Monday, December 27, 2010
Ethan Frome, by Edith Wharton
Ethan Frome is an American Classic and required reading at High School, at least in this area. It's also been made into a film several times. So I think probably everyone knows the ending of the story. I do think it is one of Edith Wharton's better books. She began this short novel while in Paris as an exercise in French, around 1911. It is based on her long residence in the Berkshires, during which time she had come to know well the aspect dialect and mental and moral attitude of the hill people.
Wharton's novels and novellas that I have read so far have had an outside narrator to run the thread of the story and Ethan Frome is no different. As the other books I reviewed, Madame de Treymes. New Year's Day and one I will review False Dawn are all set in High Society, Ethan Frome is set in poor rural farming New England.
"That's my place", said Frome, with a sideway jerk of his lame elbow; and in the distress and oppression of the scene I did not know what to answer...
"The house was bigger in my father's time; I had to take down the 'L' a while back,"
I saw then that the unusually forlorn and stunted look of the house was partly due to the loss of what is known in New England as the "L"; that long deep-roofed adjunct usually built at right angles to the main house, and connecting it, by way of storerooms and tool-house, with the wood-shed and cowbarn. Whether because of its symbolic sense, the image it presents of a life linked with the soil, and enclosing in itself the chief sources of warmth and nourishment, or whether merely because of the consolatory thought that it enables the dwellers in that harsh climate to get to their morning's work without facing the weather, it is certain that the "L" rather than the house itself seems to be the centre, the actual hearth-stone of the New England farm...
I like the above passage because the house seems to represent their life, the core has been torn away from it.

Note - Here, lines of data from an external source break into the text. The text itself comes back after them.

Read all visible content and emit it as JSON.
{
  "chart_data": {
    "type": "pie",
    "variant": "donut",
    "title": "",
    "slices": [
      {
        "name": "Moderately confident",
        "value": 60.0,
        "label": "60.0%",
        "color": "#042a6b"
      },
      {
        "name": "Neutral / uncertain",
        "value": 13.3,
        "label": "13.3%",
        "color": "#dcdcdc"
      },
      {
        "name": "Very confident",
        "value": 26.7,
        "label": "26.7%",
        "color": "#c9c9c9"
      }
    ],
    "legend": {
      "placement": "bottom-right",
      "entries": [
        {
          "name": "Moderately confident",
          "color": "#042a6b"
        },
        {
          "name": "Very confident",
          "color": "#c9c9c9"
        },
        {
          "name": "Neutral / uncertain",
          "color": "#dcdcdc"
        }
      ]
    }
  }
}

In happier times when Ethan's father was alive he went to engineering college, but after his father died he had to come home to run the farm. His mother fell into a long illness and a distant cousin Zeena came to nurse his mother through her illness. It was said that if his mother had not died in winter, he may never of married Zeena but he did. She was about seven years older than him, and not long after getting married she herself sunk into a long time illness. Zeena either needs to be nursing, or be nursed. Early on they had wanted to sell the farm and move to town, for Ethan to pick up on his studies, but they could not sell the farm.
Zeena had always been what Starkfield called "sickly,"..
So indeed it was an isolated stark life at Starkfield Farm. You feel the hardness of life. The fact that they are trapped, both Zeena because a woman has to be married to have protection and basically just a place to live and Ethan who cannot sell the farm and resume his studies.
Zeena decides that she needs help and invites her cousin Mattie Silver to come and live with them. Her parents have died and she has run out of visiting all the family. It seems a good arrangement for both. Mattie has not been brought up to cook and clean and these come hard to her, plus the fact that she did not arrive in the best of health. But in the country she begins to bloom.
Zeena has taken note of Mattie and Ethan's growing closeness and makes remarks that one day Mattie will leave and marry, as Denis Eady has taken an interest in Mattie.
"I guess you're always late, now you shave every morning."
That thrust had frightened him more than any vague insinuations about Denis Eady...
Ethan looks after Mattie's interests, picking her up from the village dance. Watching other young couples going coasting.
"There was a whole lot of them coasting before the moon set," she said.
Zeena takes note of all this and arranges for Mattie to leave and another girl to come and nurse her, turning Mattie out on her own to fend for herself. Ethan is stunned, angry and helpless.
Coasting is sledding. There is a special hill with a giant elm half way down the run; which has to be navigated around, it is dangerous, but still all in the village go coasting.
Here is the stage.
It was a shy secret spot, full of the same dumb melancholy that Ethan felt in his heart.
"Matt! You be quiet! Don't you say it."
"There's never anybody been good to me but you."
"Don't say that either, when I can't lift a hand!"
On the slow drive to the train stop, they decide to take a coast, the one they had promised to take but never had.
He laughed contemptuously: "I could go down this coast with my eyes tied!" and she laughed with him, as if she liked his audacity. Nevertheless he sat still a moment, straining his eyes down the long hill for it was the most confusing hour of the evening, the hour when the last clearness from the upper sky is merged with the rising night in a blur that disguises landmarks and falsifies distances.
Earlier in the book you think that Ethan may just run off with Mattie, as there is mention of a man in the area who did just that. But Ethan is a man who knows his duty.
It's an interesting read, well written.